External job applicants do not have whistleblower protection
The recent Court of Appeal case of Sullivan v Isle of Wight Council has confirmed that external job applicants, other than those making applications within the NHS, do not have whistleblower protection.
Background
Ms Sullivan applied for two different financial positions with the Isle of Wight Council and attended interviews in October and December 2019. She was unsuccessful in her applications. In January 2020, she filed an online crime report with the police, alleging that she had been verbally assaulted during the interviews. She also made a complaint to the Council, which was investigated and it was found that there was no evidence of any wrongdoing by staff. Therefore, Ms Sullivan’s complaint was not upheld.
Ms Sullivan also sent a letter to her MP detailing certain things that had allegedly occurred at the interviews and complaining about the activities of a charitable trust (a member of the Council interviewing panel was a trustee of the trust). Ms Sullivan subsequently brought a whistleblowing claim against the Council in the Employment Tribunal (“ET”), arguing that the Council’s refusal to allow a further review of her complaint was a detriment because she had made a protected disclosure of information.
Under the Employment Rights Act 1996 (“ERA”), whistleblowing protection is provided for workers and NHS job applicants but this protection does not extend to job applicants generally. Ms Sullivan was not a worker within the meaning of the ERA, or an applicant for a post with an NHS employer. Under an ordinary interpretation of the ERA, she was therefore not afforded protection in relation to any protected disclosure she made. However, she asserted that the legislation was incompatible with Article 14 (prohibition of discrimination) and Article 10 (freedom of expression) of the European Convention of Human Rights (“ECHR”) as it protected workers and applicants for NHS posts but not job applicants generally.
Employment Tribunal Decision
The ET held it had no jurisdiction to hear the claim, and that Ms Sullivan was not in a materially analogous position to internal workers or applicants for NHS posts, for which specific whistleblowing provisions would apply.
The ET also held that treatment done on the basis that a person was a job applicant was not done on the ground of some “other status” pursuant to Article 14 of the ECHR.
Finally, the ET held that any difference in treatment was objectively justifiable.
Employment Appeal Tribunal Decision
On appeal by Ms Sullivan, the Employment Appeal Tribunal (“EAT”) upheld the decision of the ET and stated that she was not in a materially analogous position to workers or applicants of NHS posts, and that being an applicant for a job was not a status for the purpose of Article 14 of the ECHR.
Court of Appeal Decision
Ms Sullivan appealed to the Court of Appeal which dismissed her appeal. It was again held that she was not in a materially analogous or relevant similar position to the other groups. The Court held that the legislation is aimed at disclosures by those in work and that the position of someone seeking work was materially different to someone in work.
The Court distinguished whistleblowing protection afforded to NHS job applicants, stating that the need to safeguard patient safety, and to ensure that those who disclosed information relevant to those issues were not disadvantaged in the NHS recruitment process, did not apply to job applicants in other sectors.
However, the Court held that external job applicants could belong to some “other status” pursuant to Article 14 of the ECHR, which prohibits discrimination on any ground such as sex, race, or other specified grounds or “other status”. It was a characteristic capable of distinguishing one group from another and was also an acquired characteristic, resulting from something that an individual had chosen to do, for instance, apply for a job.

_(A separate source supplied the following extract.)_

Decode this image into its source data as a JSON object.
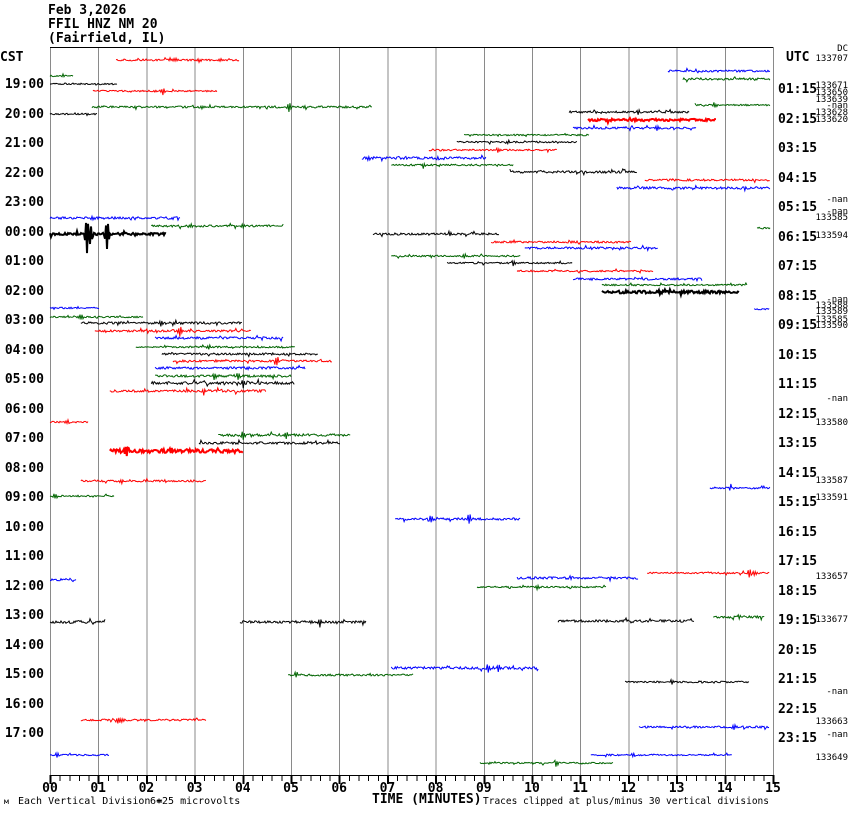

It was further considered whether any difference in treatment was objectively justifiable. The Court considered that Parliament had implicitly in 1998 and explicitly in 2015 considered whether the legislation should be amended to include job applicants and had rejected the proposed amendment. Therefore, Parliament had weighed the competing interests of the wider community to encourage disclosure of information, the interests of workers, applicants for posts in the NHS and applicants more widely.
Finally, it was confirmed that, in relation to the scope of the claim, Ms Sullivan had suffered a detriment by not being allowed to pursue her complaint about alleged financial irregularities at a charitable trust. This complaint was made as a member of the public and was not made in connection with the fact that she had applied for a job with the Council.
Comment
This case serves as a useful reminder and confirmation by the Court of Appeal that job applicants are not generally afforded protection if they raise whistleblowing concerns during the recruitment process.
The judgment is also significant in recognising that being a job applicant could constitute some “other status” for the purpose of Article 14 of the ECHR.